Until recently, artisans carried out design and production through the painstaking process of handcrafting customized products one at a time. If you wanted to buy a pair of shoes, you’d visit a cobbler, who’d create a perfect pair just for you. Then, the Industrial Revolution happened, which sped up the process and made it highly scalable—but less flexible for customization and further removed from the consumer. This process hasn’t changed for the last 100 years.
Now, 3D printing is poised to unleash a new wave of transformative changes in manufacturing, returning the craft to designers and production to local centres, while taking advantage of radical improvements in efficiency and speed. It will even allow us to design and produce entirely new products that have never been conceived of before—yet alone brought to life.
The next wave of transformative change in manufacturing
In the next 10 to 15 years, 3D printing will converge with socioeconomic forces, advanced design, production innovation, and highly automated printed processes to spark incredible transformations in design and manufacturing that were previously unimaginable. In some ways, this sea of change will herald a return to the norms of old. Products will be manufactured at local 3D production centres, nearer to the customer, and customization will be far easier to achieve.
The new production process will also require minimal logistics management and stockpiling of inventory, permitting products to be designed and produced on demand once more—but at a far faster clip than in the age of our ancestors. 3D printing is also responsive to contemporary concerns about the climate, posing a far lighter carbon footprint than mass production did in the wake of the Industrial Revolution.
A revolution in the design process
The most exciting changes 3D printing offers lie in the realm of design. Today, we can unleash our imagination and conceptualize new products to benefit the market by incorporating inspirations from the physical world, whether in 3D or 2D form, into the product design workflow—essentially blending the physical and virtual worlds with agility and ease. For instance, take Sprout—a fully integrated desktop 3D-scanning solution with 3D object capture. Now, anyone can grab something from the real world, manipulate it in the digital world, and bring it to life in physical space.
As greater potential is unlocked, it will be critical to ensure the printing process is capable of creating viable, durable versions of these innovative new products. Unlike the prior method of producing separate 2D parts that were then joined together, the new model of additive manufacturing makes it possible, for the first time, to produce a product completely from scratch, in a single printing run, entirely whole. 3D printers can now generate such products in incredibly fine detail, with robust end part strength, at quicker speed and lower cost.
A new frontier of limitless possibility
In the Industrial era, the processes of design and manufacturing were broken down into discrete parts as part of an assembly line process. Designers can now issue fine-point, detailed direction concerning the aesthetic attributes of a part (e.g., colour and texture) and its physical properties (e.g., strength, elasticity, etc.), clarifying the overall design intent for the product in a unified manner. For that to be possible, designers must have design tools that clearly communicate the printer’s capability needs. The design software and the printer must also perfectly align with common and enriched volumetric language that directly translates into volumetric pixels, or voxels, at the printer level.

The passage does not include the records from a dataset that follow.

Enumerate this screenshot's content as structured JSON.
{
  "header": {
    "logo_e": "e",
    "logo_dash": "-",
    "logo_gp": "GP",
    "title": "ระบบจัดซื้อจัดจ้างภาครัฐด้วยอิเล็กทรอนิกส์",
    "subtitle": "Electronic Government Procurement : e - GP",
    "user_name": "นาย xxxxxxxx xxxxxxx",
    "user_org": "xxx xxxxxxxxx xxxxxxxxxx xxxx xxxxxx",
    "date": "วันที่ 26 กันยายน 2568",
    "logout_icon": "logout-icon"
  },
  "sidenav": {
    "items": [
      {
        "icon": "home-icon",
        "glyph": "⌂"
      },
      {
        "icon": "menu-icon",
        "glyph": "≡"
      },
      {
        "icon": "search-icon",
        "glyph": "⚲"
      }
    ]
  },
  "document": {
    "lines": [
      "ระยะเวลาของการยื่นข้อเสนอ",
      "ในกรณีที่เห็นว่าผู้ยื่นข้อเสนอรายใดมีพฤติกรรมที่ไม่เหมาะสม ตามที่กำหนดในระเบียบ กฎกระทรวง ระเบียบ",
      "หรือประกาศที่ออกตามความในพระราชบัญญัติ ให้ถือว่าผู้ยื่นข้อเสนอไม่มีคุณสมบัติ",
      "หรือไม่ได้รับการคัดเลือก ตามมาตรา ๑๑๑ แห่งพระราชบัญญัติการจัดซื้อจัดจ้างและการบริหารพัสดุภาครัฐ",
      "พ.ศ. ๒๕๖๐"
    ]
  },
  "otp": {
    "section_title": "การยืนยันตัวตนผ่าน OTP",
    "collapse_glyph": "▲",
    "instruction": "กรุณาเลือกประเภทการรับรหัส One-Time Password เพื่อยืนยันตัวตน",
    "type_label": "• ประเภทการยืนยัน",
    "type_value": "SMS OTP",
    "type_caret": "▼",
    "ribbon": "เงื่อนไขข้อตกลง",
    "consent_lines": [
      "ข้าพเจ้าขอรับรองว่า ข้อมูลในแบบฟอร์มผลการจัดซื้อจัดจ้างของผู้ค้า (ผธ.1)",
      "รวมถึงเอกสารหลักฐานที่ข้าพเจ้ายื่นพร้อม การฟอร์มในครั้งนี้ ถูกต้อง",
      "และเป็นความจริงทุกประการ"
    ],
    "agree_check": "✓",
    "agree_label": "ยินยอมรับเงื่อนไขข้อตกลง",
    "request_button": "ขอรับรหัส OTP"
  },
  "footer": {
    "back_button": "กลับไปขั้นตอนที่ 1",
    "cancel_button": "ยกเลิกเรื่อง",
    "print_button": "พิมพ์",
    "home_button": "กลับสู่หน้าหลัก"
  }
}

Not only does 3D printing democratize and reintegrate the design process, but it also allows for continuous improvement to an original design. In the near future, embedded tracing marks and sensors will make it possible to analyze each stage of the product life cycle from initial design to real world use, providing a wealth of information that can dramatically improve the quality, relevance, and usefulness of each product. A product can be designed digitally, rendered into physical form through the 3D-printing process, and then continually enhanced using digital feedback.
Continuous improvement and product enhancement
This blended reality, blurring barriers between the physical and digital realms, opens the door to the creation of entirely new products that were just beyond our capability not long ago. Health care alone could benefit greatly through the introduction of better hearing aids and heart valve replacements designed and perfected this way. The aviation and automotive sectors, through the collection of data on how parts and products perform and are used in real-world conditions, are also ripe for innovation.
We truly are on the brink of a new Industrial Revolution—one in which design and production take place more quickly and much closer to home. Customization is responsive to local requirements; designers can imagine and print entirely new products never before seen; and the innovations themselves can be constantly improved through the intelligent use of tracking and sensor data. It’s an age of limitless potential and transformative change, and it’s already underway.